To identify the COVID-19 cases, nasal or pharyngeal swab samples were obtained from the patients at admission and were tested via real-time reverse transcriptase polymerase chain reaction (RT-PCR). The exact date of onset of symptoms was defined as the day when the symptom was first noticed. A weekly assessment of disease aggravation was performed that provided details about the patients’ clinical statuses. All of the study participants were divided into either the disease aggravation group or the non-aggravation group, based on the following specific criteria: (1). aggravation group composed of patients who had a higher body temperature than before, aggravated symptoms, and a varied aggravation of imaging examination manifestation; and (2). non-aggravation group composed of patients who had decreased body temperature, symptom and imaging improvements, or no significant changes in body temperature, as well as respiratory symptoms and imaging manifestations.
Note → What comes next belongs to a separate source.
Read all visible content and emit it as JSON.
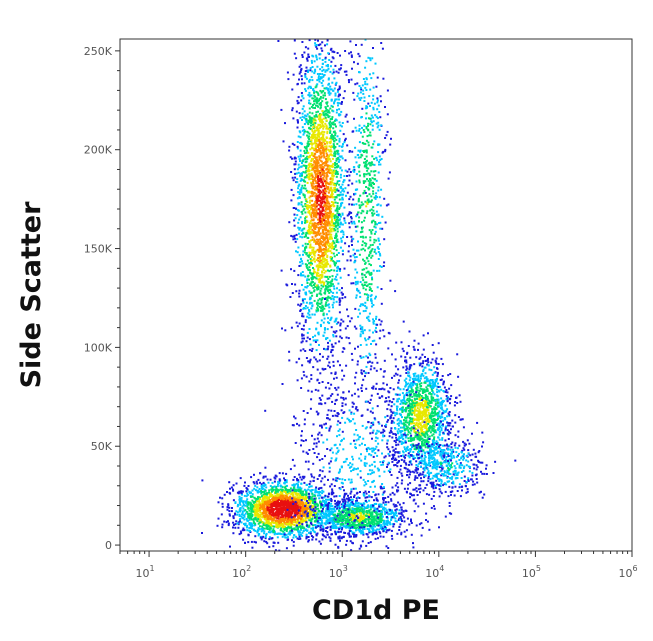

Smoking history was defined as the smoking of at least one cigarette per day and a smoking duration lasting for more than 1 year64. ARDS and shock were defined according to the interim guidance of the WHO for the novel coronavirus65. Acute kidney injury was identified and classified based on the highest serum creatinine level or urine output criteria according to the kidney disease improving global outcomes classification66. Cardiac injury was diagnosed if serum levels of cardiac biomarkers (e.g., troponin I) were above the 99th percentile upper reference limit or if new abnormalities were shown in the electrocardiography and echocardiography tests67. Finally, a total of 197 subjects were enrolled in the study and were divided into two groups: 88 cases with disease aggravation and 109 cases without disease aggravation. The flow chart of the study is presented in Fig. 1.

Statistical analysis

The categorical variables were expressed as frequencies and numbers (%) and were analysed using the chi-squared test or the Fisher’s exact test. The continuous variables are presented as median or interquartile range (IQR) values, and two-sided unpaired t-tests or Mann–Whitney tests were used to compare the groups. All of the statistical analyses and graphs were generated and plotted by using GraphPad Prism (version 7.0) and SPSS (version 21.0). A confidence level of P < 0.05 was considered to be statistically significant for all of the analyses.